Dr. Mansi Siddharth Subhedar
Pillai HOC College of Engineering and Technology, India
Title:
Abstract:
The talk will focus on
transform domain image steganography algorithms using advanced image transforms
like contourlet transform, curvelet transform, and ridgelet transform that
offer better directionality, and anisotropy and are suitable to model images rich
in directional and edge details. Analysis and simulation-based experimental
results demonstrate that the invisibility of a stego image with secret data in
it is excellent and the trade-off between payload capacity and robustness can
be adjusted according to the need of the application. To further improve the
results, the role of matrix decomposition techniques like singular value
decomposition and QR factorization was investigated. Extensive experimental
investigations confirmed that the proposed work outperformed existing work.
Cover selection helps steganalyser to misclassify stego images
as clean images and thus improves security. In literature, sparse information
is available on this resource and hence this issue was focused. Soft computing
tools like fuzzy logic and neural network were employed to make appropriate choices
of the cover image from the image database to reduce the risk of detection.
These cover selection methods were based on image complexity and heterogeneity
and can be used in the future to identify the set of images to be used for any
application. Designed cover selection algorithms were further integrated with content-adaptive
embedding techniques to develop image steganography methods. Detection accuracy
offered by proposed steganography algorithms was computed using various
steganalysis schemes available in the literature. Poor detection accuracy in
the presence of a step analyzer; better is the steganography scheme. Owing to this,
numerous experiments were carried out and detection accuracy was found to be
less as compared to existing work while maintaining a large payload.

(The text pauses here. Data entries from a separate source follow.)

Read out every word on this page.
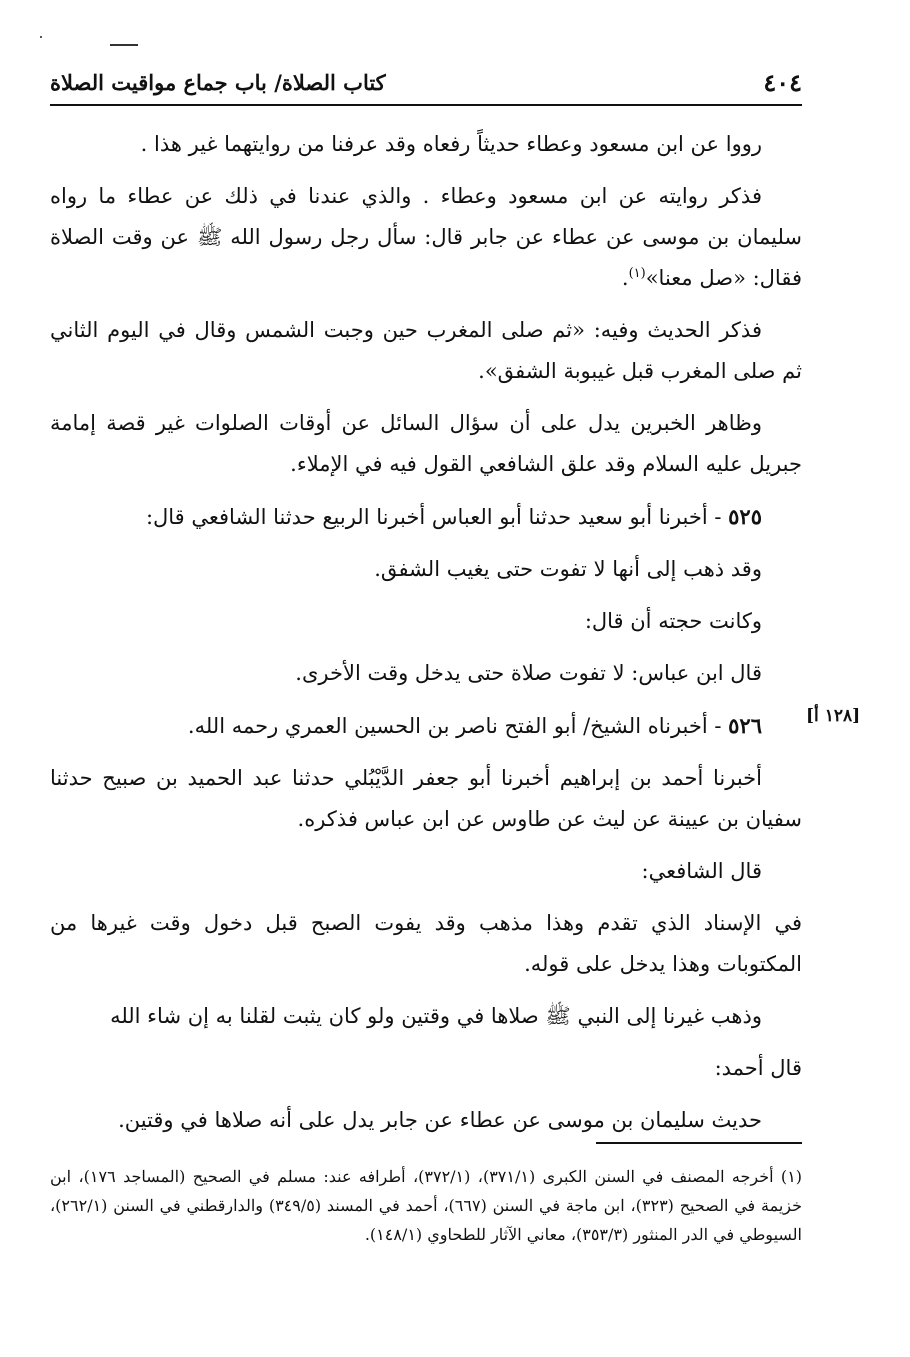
٤٠٤
كتاب الصلاة/ باب جماع مواقيت الصلاة
[١٢٨ أ]

رووا عن ابن مسعود وعطاء حديثاً رفعاه وقد عرفنا من روايتهما غير هذا .

فذكر روايته عن ابن مسعود وعطاء . والذي عندنا في ذلك عن عطاء ما رواه سليمان بن موسى عن عطاء عن جابر قال: سأل رجل رسول الله ﷺ عن وقت الصلاة فقال: «صل معنا»$^{(١)}$.

فذكر الحديث وفيه: «ثم صلى المغرب حين وجبت الشمس وقال في اليوم الثاني ثم صلى المغرب قبل غيبوبة الشفق».

وظاهر الخبرين يدل على أن سؤال السائل عن أوقات الصلوات غير قصة إمامة جبريل عليه السلام وقد علق الشافعي القول فيه في الإملاء.

٥٢٥ - أخبرنا أبو سعيد حدثنا أبو العباس أخبرنا الربيع حدثنا الشافعي قال:

وقد ذهب إلى أنها لا تفوت حتى يغيب الشفق.

وكانت حجته أن قال:

قال ابن عباس: لا تفوت صلاة حتى يدخل وقت الأخرى.

٥٢٦ - أخبرناه الشيخ/ أبو الفتح ناصر بن الحسين العمري رحمه الله.

أخبرنا أحمد بن إبراهيم أخبرنا أبو جعفر الدَّيْبُلي حدثنا عبد الحميد بن صبيح حدثنا سفيان بن عيينة عن ليث عن طاوس عن ابن عباس فذكره.

قال الشافعي:

في الإسناد الذي تقدم وهذا مذهب وقد يفوت الصبح قبل دخول وقت غيرها من المكتوبات وهذا يدخل على قوله.

وذهب غيرنا إلى النبي ﷺ صلاها في وقتين ولو كان يثبت لقلنا به إن شاء الله

قال أحمد:

حديث سليمان بن موسى عن عطاء عن جابر يدل على أنه صلاها في وقتين.

(١) أخرجه المصنف في السنن الكبرى (٣٧١/١)، (٣٧٢/١)، أطرافه عند: مسلم في الصحيح (المساجد ١٧٦)، ابن خزيمة في الصحيح (٣٢٣)، ابن ماجة في السنن (٦٦٧)، أحمد في المسند (٣٤٩/٥) والدارقطني في السنن (٢٦٢/١)، السيوطي في الدر المنثور (٣٥٣/٣)، معاني الآثار للطحاوي (١٤٨/١).
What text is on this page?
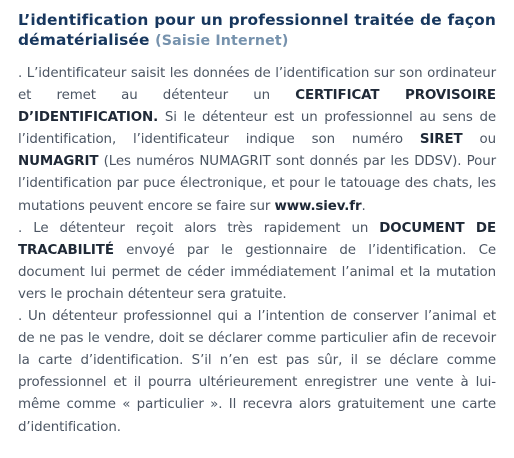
L’identification pour un professionnel traitée de façon dématérialisée (Saisie Internet)

. L’identificateur saisit les données de l’identification sur son ordinateur et remet au détenteur un CERTIFICAT PROVISOIRE D’IDENTIFICATION. Si le détenteur est un professionnel au sens de l’identification, l’identificateur indique son numéro SIRET ou NUMAGRIT (Les numéros NUMAGRIT sont donnés par les DDSV). Pour l’identification par puce électronique, et pour le tatouage des chats, les mutations peuvent encore se faire sur www.siev.fr.

. Le détenteur reçoit alors très rapidement un DOCUMENT DE TRACABILITÉ envoyé par le gestionnaire de l’identification. Ce document lui permet de céder immédiatement l’animal et la mutation vers le prochain détenteur sera gratuite.

. Un détenteur professionnel qui a l’intention de conserver l’animal et de ne pas le vendre, doit se déclarer comme particulier afin de recevoir la carte d’identification. S’il n’en est pas sûr, il se déclare comme professionnel et il pourra ultérieurement enregistrer une vente à lui-même comme « particulier ». Il recevra alors gratuitement une carte d’identification.
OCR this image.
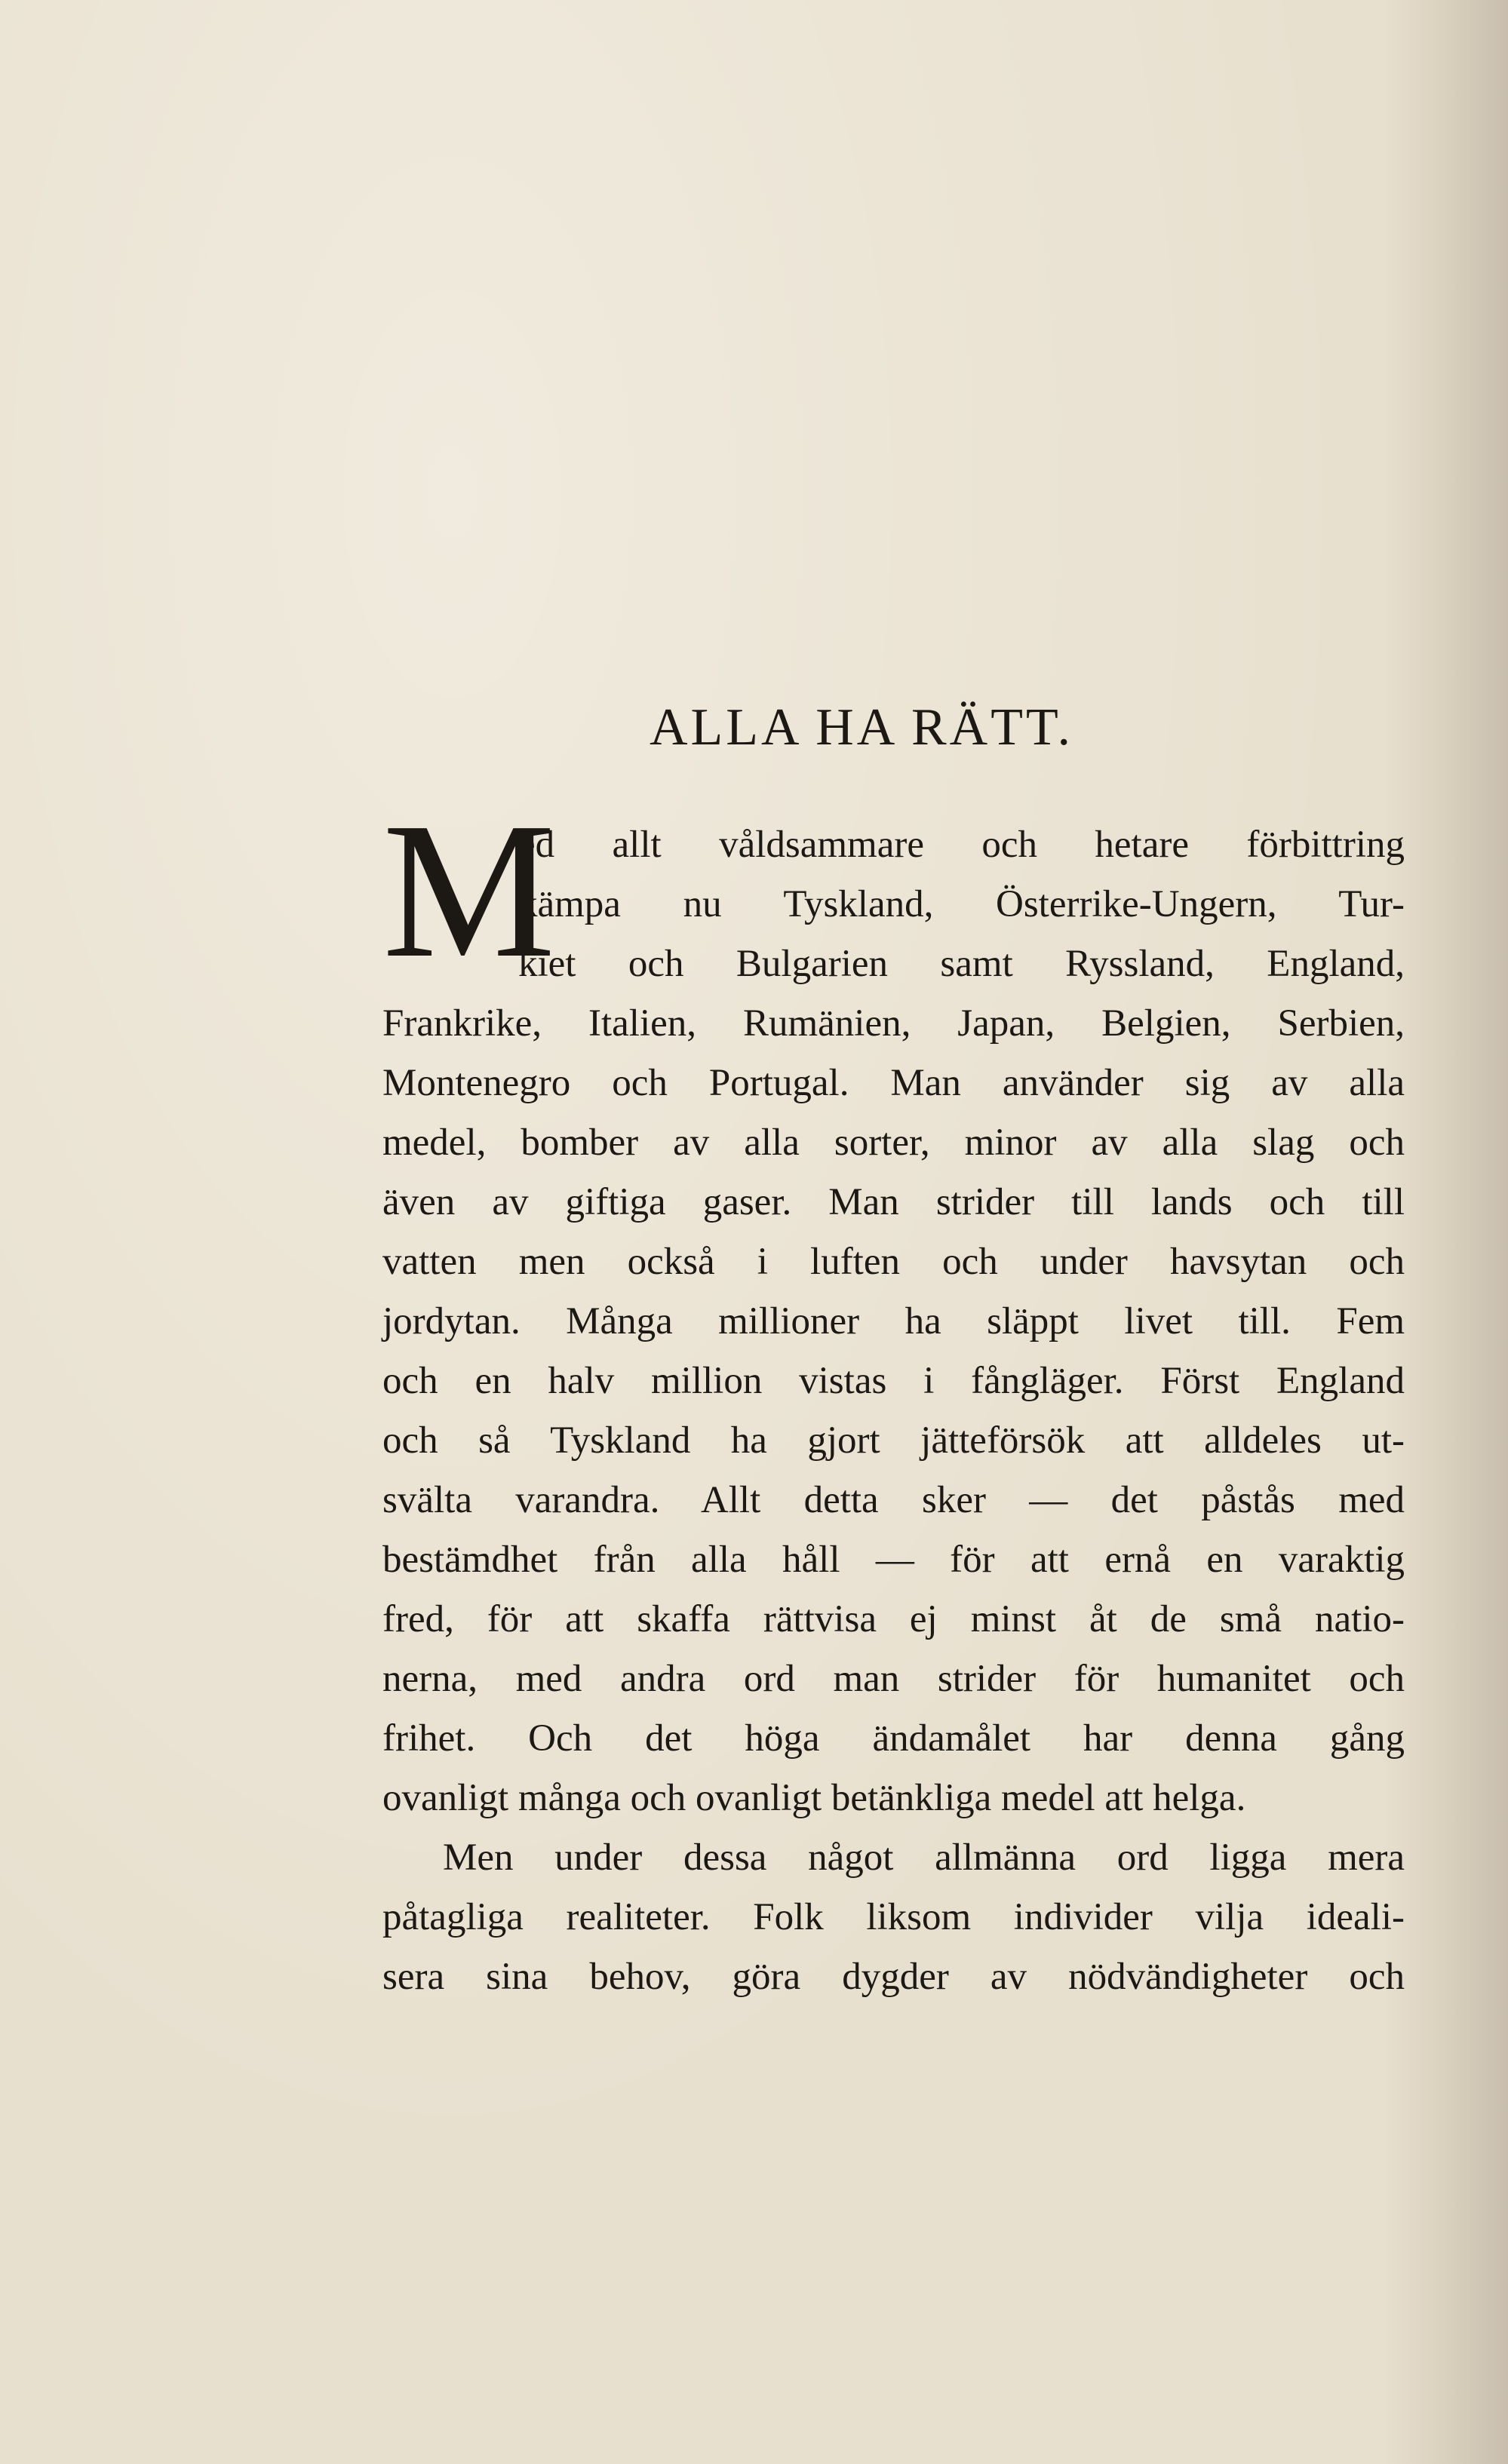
ALLA HA RÄTT.
M
ed allt våldsammare och hetare förbittring
kämpa nu Tyskland, Österrike-Ungern, Tur-
kiet och Bulgarien samt Ryssland, England,
Frankrike, Italien, Rumänien, Japan, Belgien, Serbien,
Montenegro och Portugal. Man använder sig av alla
medel, bomber av alla sorter, minor av alla slag och
även av giftiga gaser. Man strider till lands och till
vatten men också i luften och under havsytan och
jordytan. Många millioner ha släppt livet till. Fem
och en halv million vistas i fångläger. Först England
och så Tyskland ha gjort jätteförsök att alldeles ut-
svälta varandra. Allt detta sker — det påstås med
bestämdhet från alla håll — för att ernå en varaktig
fred, för att skaffa rättvisa ej minst åt de små natio-
nerna, med andra ord man strider för humanitet och
frihet. Och det höga ändamålet har denna gång
ovanligt många och ovanligt betänkliga medel att helga.
Men under dessa något allmänna ord ligga mera
påtagliga realiteter. Folk liksom individer vilja ideali-
sera sina behov, göra dygder av nödvändigheter och
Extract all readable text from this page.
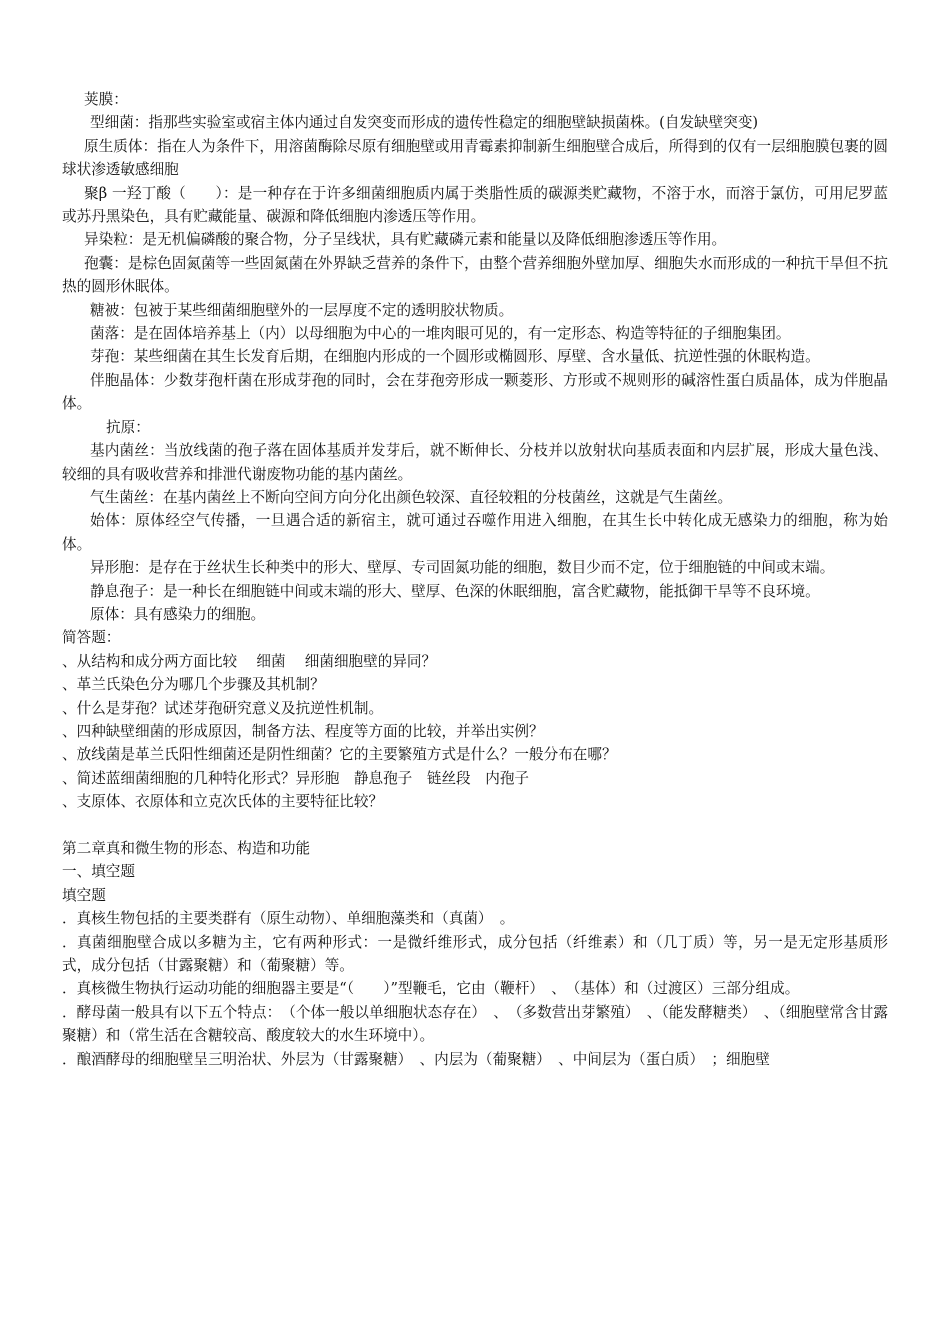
荚膜：

型细菌：指那些实验室或宿主体内通过自发突变而形成的遗传性稳定的细胞壁缺损菌株。(自发缺壁突变)

原生质体：指在人为条件下，用溶菌酶除尽原有细胞壁或用青霉素抑制新生细胞壁合成后，所得到的仅有一层细胞膜包裹的圆球状渗透敏感细胞

聚β 一羟丁酸（　　）：是一种存在于许多细菌细胞质内属于类脂性质的碳源类贮藏物，不溶于水，而溶于氯仿，可用尼罗蓝或苏丹黑染色，具有贮藏能量、碳源和降低细胞内渗透压等作用。

异染粒：是无机偏磷酸的聚合物，分子呈线状，具有贮藏磷元素和能量以及降低细胞渗透压等作用。

孢囊：是棕色固氮菌等一些固氮菌在外界缺乏营养的条件下，由整个营养细胞外壁加厚、细胞失水而形成的一种抗干旱但不抗热的圆形休眠体。

糖被：包被于某些细菌细胞壁外的一层厚度不定的透明胶状物质。

菌落：是在固体培养基上（内）以母细胞为中心的一堆肉眼可见的，有一定形态、构造等特征的子细胞集团。

芽孢：某些细菌在其生长发育后期，在细胞内形成的一个圆形或椭圆形、厚壁、含水量低、抗逆性强的休眠构造。

伴胞晶体：少数芽孢杆菌在形成芽孢的同时，会在芽孢旁形成一颗菱形、方形或不规则形的碱溶性蛋白质晶体，成为伴胞晶体。

抗原：

基内菌丝：当放线菌的孢子落在固体基质并发芽后，就不断伸长、分枝并以放射状向基质表面和内层扩展，形成大量色浅、较细的具有吸收营养和排泄代谢废物功能的基内菌丝。

气生菌丝：在基内菌丝上不断向空间方向分化出颜色较深、直径较粗的分枝菌丝，这就是气生菌丝。

始体：原体经空气传播，一旦遇合适的新宿主，就可通过吞噬作用进入细胞，在其生长中转化成无感染力的细胞，称为始体。

异形胞：是存在于丝状生长种类中的形大、壁厚、专司固氮功能的细胞，数目少而不定，位于细胞链的中间或末端。

静息孢子：是一种长在细胞链中间或末端的形大、壁厚、色深的休眠细胞，富含贮藏物，能抵御干旱等不良环境。

原体：具有感染力的细胞。

简答题：

、从结构和成分两方面比较　 细菌　 细菌细胞壁的异同？

、革兰氏染色分为哪几个步骤及其机制？

、什么是芽孢？试述芽孢研究意义及抗逆性机制。

、四种缺壁细菌的形成原因，制备方法、程度等方面的比较，并举出实例？

、放线菌是革兰氏阳性细菌还是阴性细菌？它的主要繁殖方式是什么？一般分布在哪？

、简述蓝细菌细胞的几种特化形式？异形胞　静息孢子　链丝段　内孢子

、支原体、衣原体和立克次氏体的主要特征比较？

第二章真和微生物的形态、构造和功能

一、填空题

填空题

．真核生物包括的主要类群有（原生动物）、单细胞藻类和（真菌）　。

．真菌细胞壁合成以多糖为主，它有两种形式：一是微纤维形式，成分包括（纤维素）和（几丁质）等，另一是无定形基质形式，成分包括（甘露聚糖）和（葡聚糖）等。

．真核微生物执行运动功能的细胞器主要是“（　　）”型鞭毛，它由（鞭杆）　、　（基体）和（过渡区）三部分组成。

．酵母菌一般具有以下五个特点：　（个体一般以单细胞状态存在）　、　（多数营出芽繁殖）　、（能发酵糖类）　、（细胞壁常含甘露聚糖）和（常生活在含糖较高、酸度较大的水生环境中）。

．酿酒酵母的细胞壁呈三明治状、外层为（甘露聚糖）　、内层为（葡聚糖）　、中间层为（蛋白质）　；细胞壁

Experimental results match or outperform the current JPEG domain and other
transform domain schemes in all aspects.
Biography:
Dr. Mansi Subhedar completed BE (ETC), ME (Electronics Engineering), and Ph.D. in Electronics Engineering. She has more than 17 years of teaching experience. She is currently working as IQAC Coordinator and Head, at the Department of Electronics and Computer Science at Pillai HOC College of Engineering and Technology, Rasayani, Maharashtra, India. She has published 43 papers in peer-reviewed international journals and conferences. She has received more than 850 citations for her research work to date. She is also a reviewer for international journals (Elsevier, Springer, Taylor, and Francis, etc) and conferences of repute. She was a reviewer and technical committee member of reputed conferences under IEEE, and Springer. She is a life member of ISTE, IETE, IE, and CSI and a Senior Member, of IEEE.
Her research interests include signal processing, Cyber Security, IoT and Data Science, and next-generation networks.